2016-02-29T10:34:13.197+0800 o.a.s.z.ClientCnxn [INFO] Opening socket connection to server zk-3.cloud.mos/172.16.13.147:2181. Will not attempt to authenticate using SASL (unknown error)
2016-02-29T10:34:13.241+0800 o.a.s.z.ClientCnxn [WARN] Session 0x252f862028c0083 for server null, unexpected error, closing socket connection and attempting reconnect
java.net.ConnectException: Connection refused
    at sun.nio.ch.SocketChannelImpl.checkConnect(Native Method) ~[na:1.8.0_31]
    at sun.nio.ch.SocketChannelImpl.finishConnect(SocketChannelImpl.java:716) ~[na:1.8.0_31]
    at org.apache.storm.zookeeper.ClientCnxnSocketNIO.doTransport(ClientCnxnSocketNIO.java:361) ~[storm-core-0.9.6.jar:0.9.6]
    at org.apache.storm.zookeeper.ClientCnxn$SendThread.run(ClientCnxn.java:1081) ~[storm-core-0.9.6.jar:0.9.6]

Answer

Martin Serrano picture Martin Serrano · Mar 1, 2016

Your client can no longer talk to the ZooKeeper server.
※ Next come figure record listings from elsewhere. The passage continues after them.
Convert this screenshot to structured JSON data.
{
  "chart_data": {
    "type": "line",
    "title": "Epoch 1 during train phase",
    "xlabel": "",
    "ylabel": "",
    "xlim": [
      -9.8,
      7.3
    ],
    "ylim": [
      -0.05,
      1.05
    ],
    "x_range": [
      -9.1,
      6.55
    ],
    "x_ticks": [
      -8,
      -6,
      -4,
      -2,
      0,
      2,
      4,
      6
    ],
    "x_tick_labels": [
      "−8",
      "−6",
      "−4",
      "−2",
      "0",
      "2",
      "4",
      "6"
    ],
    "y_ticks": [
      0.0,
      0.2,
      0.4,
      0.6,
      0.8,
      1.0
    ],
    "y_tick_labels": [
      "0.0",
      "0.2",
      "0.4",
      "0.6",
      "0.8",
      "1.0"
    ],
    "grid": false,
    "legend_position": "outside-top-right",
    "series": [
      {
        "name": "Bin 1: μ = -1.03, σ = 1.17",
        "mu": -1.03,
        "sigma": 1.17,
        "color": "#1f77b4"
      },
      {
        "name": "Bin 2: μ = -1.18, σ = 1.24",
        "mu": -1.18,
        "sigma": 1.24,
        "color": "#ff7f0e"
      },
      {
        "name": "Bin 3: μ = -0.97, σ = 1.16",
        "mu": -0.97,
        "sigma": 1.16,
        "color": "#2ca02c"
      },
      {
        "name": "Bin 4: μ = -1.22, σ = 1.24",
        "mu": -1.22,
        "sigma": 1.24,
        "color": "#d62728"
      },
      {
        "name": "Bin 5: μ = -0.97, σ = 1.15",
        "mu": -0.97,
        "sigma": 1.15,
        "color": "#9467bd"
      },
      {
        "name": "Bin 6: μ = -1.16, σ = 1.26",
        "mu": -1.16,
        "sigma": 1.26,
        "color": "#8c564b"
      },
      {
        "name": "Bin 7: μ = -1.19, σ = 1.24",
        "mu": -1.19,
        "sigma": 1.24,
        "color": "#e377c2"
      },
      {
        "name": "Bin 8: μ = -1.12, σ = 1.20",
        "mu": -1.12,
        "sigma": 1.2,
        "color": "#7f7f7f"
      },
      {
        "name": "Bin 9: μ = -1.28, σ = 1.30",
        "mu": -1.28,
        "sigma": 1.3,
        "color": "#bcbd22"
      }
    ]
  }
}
The first thing that happened was there was no answer to the heartbeats within the negotiated session timeout:

2016-02-29T10:34:12.386+0800 o.a.s.z.ClientCnxn [INFO] Client session timed out, have not heard from server in 23789ms for sessionid 0x252f862028c0083, closing socket connection and attempting reconnect

Then when it tried to reconnect, it got a connection refused:

2016-02-29T10:34:13.241+0800 o.a.s.z.ClientCnxn [WARN] Session 0x252f862028c0083 for server null, unexpected error, closing socket connection and attempting reconnect java.net.ConnectException: Connection refused

This means either your ZooKeeper server:

  • Is not reachable (network connection down)
  • Is dead (so nothing is listening on the socket)
  • Is GCing itself to death and cannot communicate (although that might have issued a connection timeout error, I'm not sure)

To tell more you will need to check the ZooKeeper server logs on your (Hadoop?) cluster.